Mass spectrometry techniques have been used to produce sequence information by fragmenting peptide ions. One conventional method is collision-induced dissociation. However, with this method, multiple fragment types are often produced (mostly b and y type), the sequence coverage may vary widely, and the observed fragmentation often cannot be readily predicted from the peptide sequence. For example, Scheme 1 shows (a) the standard nomenclature for peptide fragmentation, and (b) products of hemolytic radical cleavage of an example peptide; however, the location of the added proton is not specified.
Therefore, identification is generally made by comparing measured data with theoretical data from a database of known protein sequences, and successful identifications usually rely on the availability of such databases. However, database errors, sample mutations, and the presence of post-translationally modified peptides or proteins in the sample may reduce the likelihood of identifying those peptides and proteins.
Another ion fragmentation or activation method, electron capture dissociation (ECD), is believed to involve the capture of an electron by a multiply-charged protein ion leading to the formation of a hydrogen atom that subsequently induces cleavage between the backbone nitrogen and α-carbon.

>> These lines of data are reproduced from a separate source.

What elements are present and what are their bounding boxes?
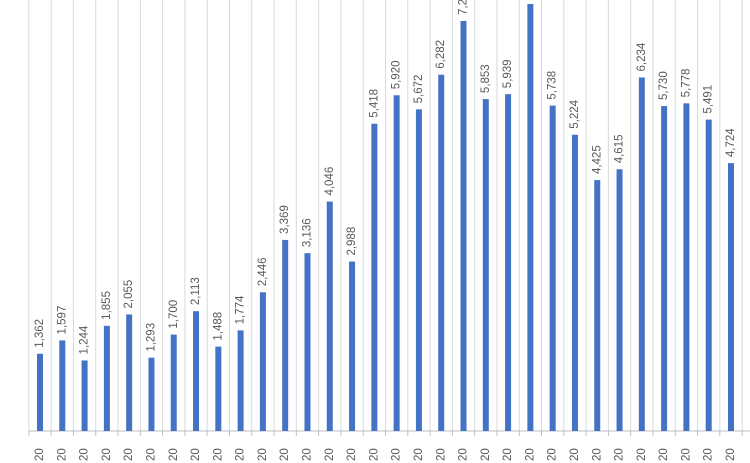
data-label: 1,293 (145, 323, 157, 352)
x-tick-label: 20 (591, 448, 603, 461)
bar (304, 253, 311, 431)
x-tick-label: 20 (346, 448, 358, 461)
x-tick-label: 20 (324, 448, 336, 461)
data-label: 5,491 (703, 85, 715, 114)
data-label: 4,046 (324, 167, 336, 196)
bar (393, 95, 400, 431)
x-tick-label: 20 (480, 448, 492, 461)
x-tick-label: 20 (123, 448, 135, 461)
bar (349, 261, 356, 431)
bar (81, 360, 88, 431)
data-label: 7,230 (458, 0, 470, 15)
data-label: 5,920 (391, 60, 403, 89)
data-label: 5,418 (368, 89, 380, 118)
x-tick-label: 20 (703, 448, 715, 461)
bar (482, 99, 489, 431)
bar (571, 134, 578, 432)
x-tick-label: 20 (435, 448, 447, 461)
bar (103, 325, 110, 431)
bar (549, 105, 556, 431)
bar (705, 119, 712, 431)
bar (326, 201, 333, 431)
x-tick-label: 20 (190, 448, 202, 461)
bar (259, 292, 266, 431)
x-tick-label: 20 (302, 448, 314, 461)
x-tick-label: 20 (235, 448, 247, 461)
bar (661, 106, 668, 432)
bar (683, 103, 690, 432)
data-label: 2,055 (123, 280, 135, 309)
x-tick-label: 20 (368, 448, 380, 461)
x-tick-label: 20 (636, 448, 648, 461)
x-tick-label: 20 (79, 448, 91, 461)
x-tick-label: 20 (212, 448, 224, 461)
data-label: 5,224 (569, 99, 581, 128)
x-tick-label: 20 (257, 448, 269, 461)
data-label: 3,136 (302, 218, 314, 247)
bar (148, 357, 155, 431)
x-tick-label: 20 (101, 448, 113, 461)
bar (126, 314, 133, 431)
bar (59, 340, 66, 431)
data-label: 1,700 (168, 300, 180, 329)
data-label: 5,853 (480, 64, 492, 93)
x-tick-label: 20 (502, 448, 514, 461)
data-label: 1,597 (56, 306, 68, 335)
x-tick-label: 20 (725, 448, 737, 461)
x-tick-label: 20 (458, 448, 470, 461)
data-label: 1,244 (79, 325, 91, 354)
data-label: 5,730 (658, 71, 670, 100)
bar (193, 311, 200, 431)
bar (505, 94, 512, 432)
data-label: 5,778 (680, 69, 692, 98)
data-label: 1,855 (101, 291, 113, 320)
data-label: 5,939 (502, 59, 514, 88)
bar (527, 3, 534, 432)
x-tick-label: 20 (547, 448, 559, 461)
bar (438, 74, 445, 431)
x-tick-label: 20 (56, 448, 68, 461)
bar (215, 346, 222, 431)
x-tick-label: 20 (614, 448, 626, 461)
bar (460, 20, 467, 431)
x-tick-label: 20 (658, 448, 670, 461)
x-tick-label: 20 (391, 448, 403, 461)
bar (371, 123, 378, 431)
x-tick-label: 20 (145, 448, 157, 461)
data-label: 1,362 (34, 319, 46, 348)
x-tick-label: 20 (524, 448, 536, 461)
bar (170, 334, 177, 431)
data-label: 2,988 (346, 227, 358, 256)
data-label: 1,774 (235, 295, 247, 324)
bar (237, 330, 244, 431)
data-label: 6,234 (636, 42, 648, 71)
bar (594, 180, 601, 431)
x-tick-label: 20 (569, 448, 581, 461)
x-tick-label: 20 (279, 448, 291, 461)
x-tick-label: 20 (413, 448, 425, 461)
data-label: 5,738 (547, 71, 559, 100)
data-label: 5,672 (413, 75, 425, 104)
data-label: 4,724 (725, 128, 737, 157)
data-label: 2,113 (190, 277, 202, 305)
bar (727, 163, 734, 431)
bar (37, 353, 43, 431)
bar (638, 77, 645, 431)
bar (415, 109, 422, 432)
data-label: 3,369 (279, 205, 291, 234)
data-label: 6,282 (435, 40, 447, 69)
x-tick-label: 20 (168, 448, 180, 461)
x-tick-label: 20 (680, 448, 692, 461)
bar (616, 169, 623, 431)
x-tick-label: 20 (34, 448, 46, 461)
data-label: 4,615 (614, 134, 626, 163)
data-label: 2,446 (257, 258, 269, 287)
data-label: 1,488 (212, 312, 224, 341)
data-label: 4,425 (591, 145, 603, 174)
bar (282, 239, 289, 431)
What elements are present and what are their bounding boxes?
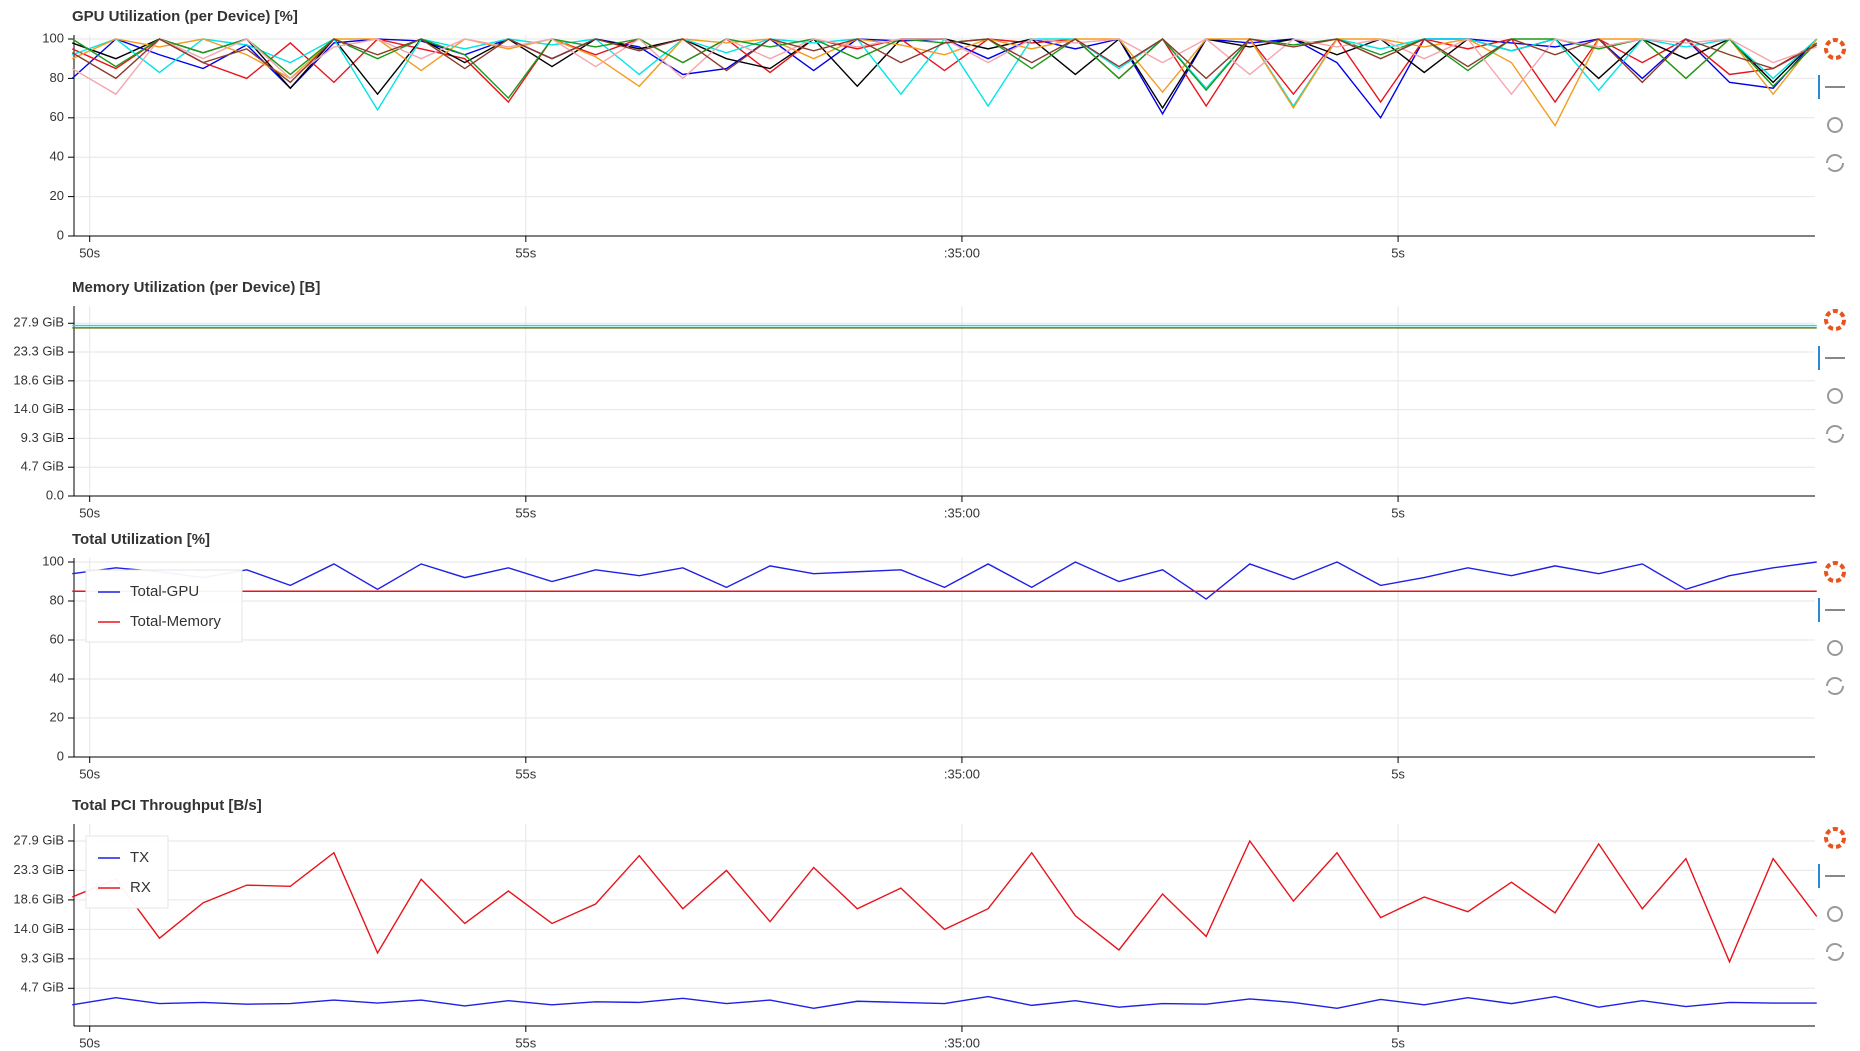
- legend-label: TX: [130, 849, 149, 866]
- y-tick-label: 80: [50, 70, 64, 85]
- toolbar-active: [1818, 75, 1820, 99]
- series-line: [71, 38, 1818, 84]
- y-tick-label: 27.9 GiB: [13, 832, 64, 847]
- x-tick-label: 5s: [1391, 766, 1405, 781]
- series-line: [71, 37, 1818, 100]
- series-line: [71, 839, 1818, 964]
- y-tick-label: 60: [50, 109, 64, 124]
- chart-title: Memory Utilization (per Device) [B]: [72, 279, 320, 296]
- legend-box: [85, 835, 169, 909]
- series-line: [71, 38, 1817, 96]
- x-tick-label: :35:00: [944, 766, 980, 781]
- toolbar-logo[interactable]: [1824, 561, 1846, 583]
- x-tick-label: 5s: [1391, 1035, 1405, 1050]
- chart-title: Total PCI Throughput [B/s]: [72, 797, 262, 814]
- y-tick-label: 60: [50, 631, 64, 646]
- legend-label: Total-GPU: [130, 583, 199, 600]
- x-tick-label: 5s: [1391, 505, 1405, 520]
- y-tick-label: 80: [50, 592, 64, 607]
- series-line: [72, 37, 1818, 110]
- x-tick-label: 50s: [79, 1035, 100, 1050]
- toolbar-reset[interactable]: [1826, 154, 1844, 172]
- y-tick-label: 18.6 GiB: [13, 891, 64, 906]
- y-tick-label: 0: [57, 748, 64, 763]
- toolbar-wheel-zoom[interactable]: [1827, 117, 1843, 133]
- toolbar-reset[interactable]: [1826, 943, 1844, 961]
- x-tick-label: :35:00: [944, 245, 980, 260]
- x-tick-label: 5s: [1391, 245, 1405, 260]
- toolbar-wheel-zoom[interactable]: [1827, 906, 1843, 922]
- x-tick-label: 50s: [79, 505, 100, 520]
- chart-title: Total Utilization [%]: [72, 531, 210, 548]
- y-tick-label: 4.7 GiB: [21, 459, 64, 474]
- series-line: [72, 995, 1817, 1010]
- y-tick-label: 20: [50, 188, 64, 203]
- y-tick-label: 100: [42, 30, 64, 45]
- y-tick-label: 27.9 GiB: [13, 315, 64, 330]
- toolbar-reset[interactable]: [1826, 677, 1844, 695]
- toolbar-active: [1818, 346, 1820, 370]
- x-tick-label: 55s: [515, 766, 536, 781]
- y-tick-label: 14.0 GiB: [13, 401, 64, 416]
- chart-title: GPU Utilization (per Device) [%]: [72, 8, 298, 25]
- y-tick-label: 18.6 GiB: [13, 372, 64, 387]
- y-tick-label: 20: [50, 709, 64, 724]
- toolbar-reset[interactable]: [1826, 425, 1844, 443]
- y-tick-label: 14.0 GiB: [13, 921, 64, 936]
- legend-label: RX: [130, 879, 151, 896]
- toolbar-active: [1818, 864, 1820, 888]
- x-tick-label: 50s: [79, 245, 100, 260]
- y-tick-label: 23.3 GiB: [13, 862, 64, 877]
- toolbar-logo[interactable]: [1824, 309, 1846, 331]
- y-tick-label: 4.7 GiB: [21, 980, 64, 995]
- y-tick-label: 9.3 GiB: [21, 430, 64, 445]
- toolbar-logo[interactable]: [1824, 827, 1846, 849]
- legend-label: Total-Memory: [130, 613, 221, 630]
- toolbar-wheel-zoom[interactable]: [1827, 388, 1843, 404]
- y-tick-label: 9.3 GiB: [21, 950, 64, 965]
- x-tick-label: 50s: [79, 766, 100, 781]
- series-line: [71, 37, 1818, 128]
- y-tick-label: 0: [57, 227, 64, 242]
- toolbar-wheel-zoom[interactable]: [1827, 640, 1843, 656]
- y-tick-label: 0.0: [46, 487, 64, 502]
- series-line: [71, 37, 1818, 108]
- x-tick-label: 55s: [515, 1035, 536, 1050]
- y-tick-label: 40: [50, 670, 64, 685]
- y-tick-label: 100: [42, 553, 64, 568]
- toolbar-logo[interactable]: [1824, 38, 1846, 60]
- series-line: [72, 37, 1818, 112]
- x-tick-label: 55s: [515, 245, 536, 260]
- legend-box: [85, 569, 243, 643]
- x-tick-label: :35:00: [944, 505, 980, 520]
- y-tick-label: 23.3 GiB: [13, 343, 64, 358]
- series-line: [72, 561, 1817, 600]
- y-tick-label: 40: [50, 149, 64, 164]
- x-tick-label: :35:00: [944, 1035, 980, 1050]
- x-tick-label: 55s: [515, 505, 536, 520]
- toolbar-active: [1818, 598, 1820, 622]
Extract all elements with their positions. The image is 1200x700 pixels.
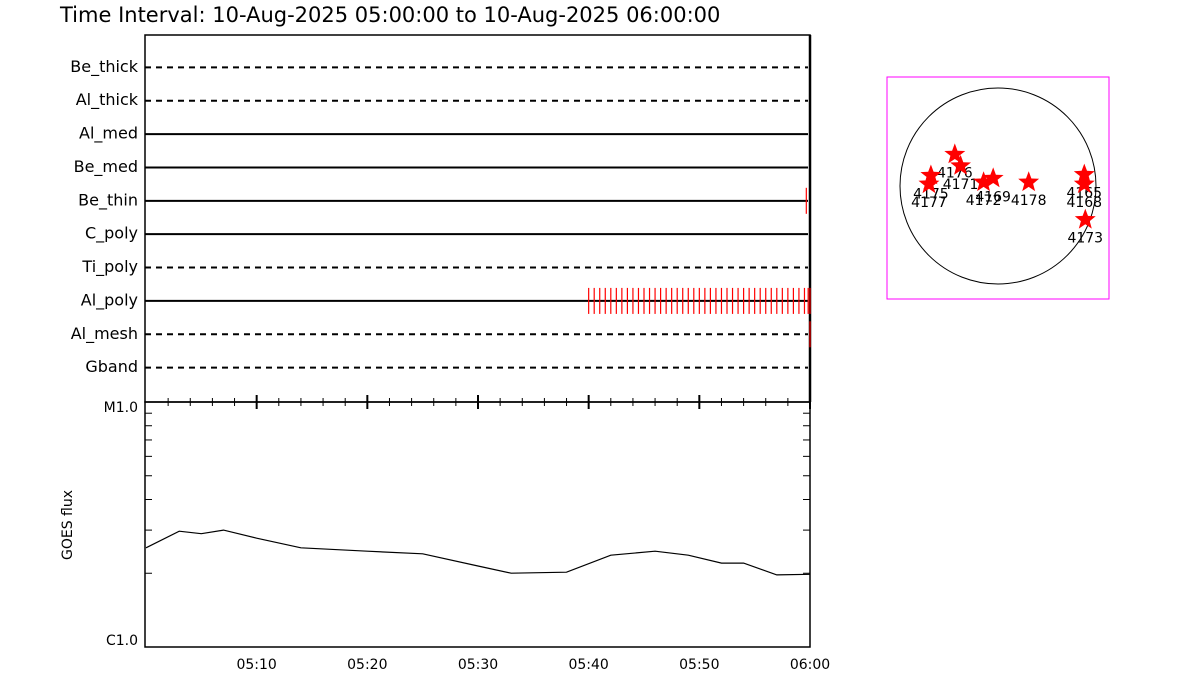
region-label: 4165 [1066,186,1102,202]
filter-label: Al_thick [76,90,139,110]
region-label: 4168 [1066,195,1102,211]
region-star [1018,171,1040,192]
region-label: 4171 [943,177,979,193]
map-frame [886,76,1110,300]
x-tick-label: 05:40 [568,657,608,673]
filter-label: Ti_poly [81,257,138,277]
region-label: 4173 [1067,231,1103,247]
region-star [973,171,994,192]
filter-panel-frame [144,34,811,403]
region-label: 4169 [975,189,1011,205]
region-star [1073,173,1095,194]
filter-label: C_poly [85,224,138,244]
region-star [944,143,966,164]
region-label: 4175 [913,186,949,202]
goes-curve [145,529,811,576]
x-tick-label: 05:50 [679,657,719,673]
filter-label: Be_med [74,157,138,177]
filter-label: Be_thin [78,190,138,210]
region-star [920,164,942,185]
filter-label: Gband [85,357,138,376]
filter-label: Al_poly [81,290,138,310]
x-tick-label: 05:20 [347,657,387,673]
filter-label: Be_thick [70,57,138,77]
x-tick-label: 05:30 [458,657,498,673]
region-star [918,173,940,194]
solar-limb [899,87,1097,285]
region-star [1074,208,1096,229]
region-star [950,154,971,175]
region-label: 4177 [911,195,947,211]
x-tick-label: 06:00 [790,657,830,673]
region-label: 4172 [966,193,1002,209]
y-tick-label: C1.0 [106,633,138,649]
x-tick-label: 05:10 [236,657,276,673]
region-label: 4178 [1011,193,1047,209]
y-axis-label: GOES flux [60,490,76,560]
y-tick-label: M1.0 [104,400,138,416]
filter-label: Al_med [79,124,138,144]
region-star [982,167,1004,188]
goes-panel-frame [144,401,811,648]
chart-title: Time Interval: 10-Aug-2025 05:00:00 to 1… [59,3,720,27]
filter-label: Al_mesh [71,324,138,344]
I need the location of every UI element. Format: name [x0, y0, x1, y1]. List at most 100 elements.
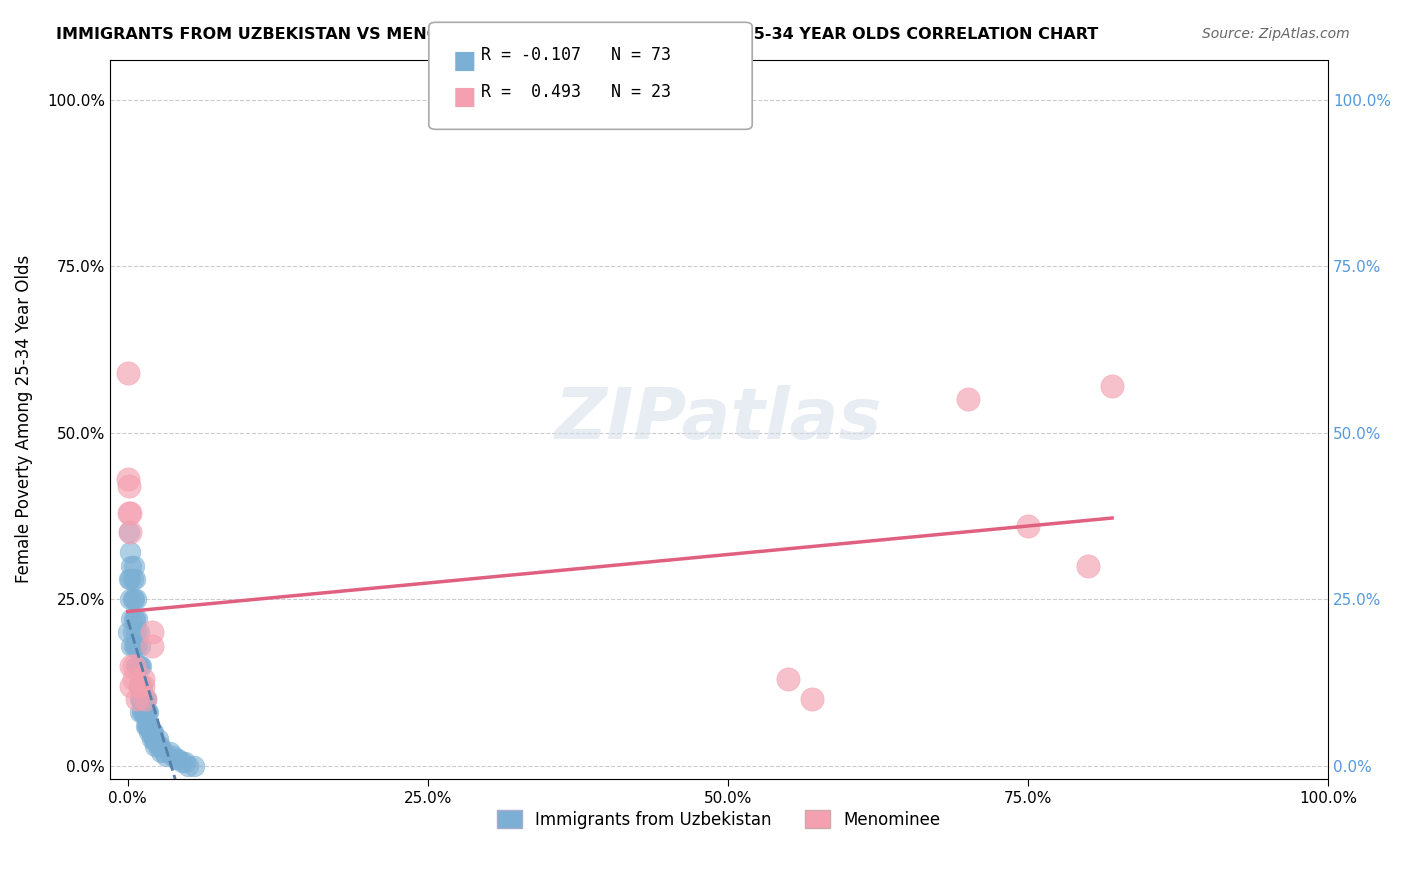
Point — [120, 679, 142, 693]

See, e.g., R. A. Zubarev, N. L. Kelleher, F. W. McLafferty, J. Am. Chem. Soc. 120:3265 (1998); N. A. Kruger et al., Int. J. Mass Spectrom. 182/183:1 (1999). ECD is capable of inducing localized excitation; however, dissociation should subsequently occur before the internal energy is randomized. It has been observed that c and z type fragment ions are generated rather than the typical b and y type fragment ions. This ECD phenomenon has been used in the sequencing and identification of protein ions in specialized mass spectrometers. See, e.g., N. L. Kelleher et al., J. Am. Chem. Soc. 121:806 (1999). However, ECD cannot be used in many mass spectrometers because they contain electric fields that manipulate and control the movement of the ionized sample and sample fragments. Those fields interfere with the introduction of the electron beams that are necessary for ECD.
Bond-selective chemistry has been a subject of research by photochemists since the development and availability of tunable laser light sources. However, such bond-selective chemistry has not been applied to relatively large molecular systems or molecular systems having relatively high molecular weights, such as peptides and proteins, in part because rapid intramolecular vibrational relaxation appears to redistribute energy throughout large and/or high molecular weight molecules and their molecular ions on timescales faster than the dissociation needed for the analyses. Thus, the bond-breaking selectivity that is desired by using bond-selective chemistry in such an excitation process is often lost.
Other conventional methods for peptide ion fragmentation use an array of different activation methods, such as blackbody radiation, infra red (IR) multiphoton excitation, UV laser excitation, and collisions with gas phase molecules or surfaces. See, e.g., W. D. Price, P. D. Schnier, E. R. Williams, Anal. Chem. 68:859 (1996); J. A. Zimmerman, C. H. Watson, J. R. Eyler, Anal. Chem. 63:361 (1991); D. P. Little, J. P. Speir, M. W. Senko, P. B. O'Connor, F. W. McLafferty, Anal. Chem. 66:2809 (1994); W. D. Bowers, S. Delbert, R. L. Hunter, R. T. McIver, J. Am. Chem. Soc. 106:7288 (1984); S. A. Martin, J. A. Hill, C. Kittrell, K. Biemann, J. Am. Soc. Mass Spectrom. 1:107 (1990); D. C. Barbacci, D. H. Russell, J. Am. Soc. Mass Spectrom. 10:1038 (1990); D. F. Hunt, W. M. Bone, J. Shabanowitz, J. Rhodes, J. M. Ballard, Anal. Chem. 53:1704 (1981); E. R. Williams, K. D. Henry, F. W. McLafferty, J. Shabanowitz, D. F. Hunt, J. Am. Soc. Mass Spectrom. 1:413 (1990). These activation methods involve vibrational excitation of the precursor ion; however, the resulting peptide bond cleavages tend to produce very similar types of daughter ions, generally referred to as b and y type fragments. See, P. Roepstorff, J. Fohlman, Biomed. Mass Spectrom. 11:601 (1984).
Therefore, there is a need for methods and devices that are useful for fragmenting large and/or high molecular weight ions, including peptide and protein ions, that may lead to more predictable and interpretable results.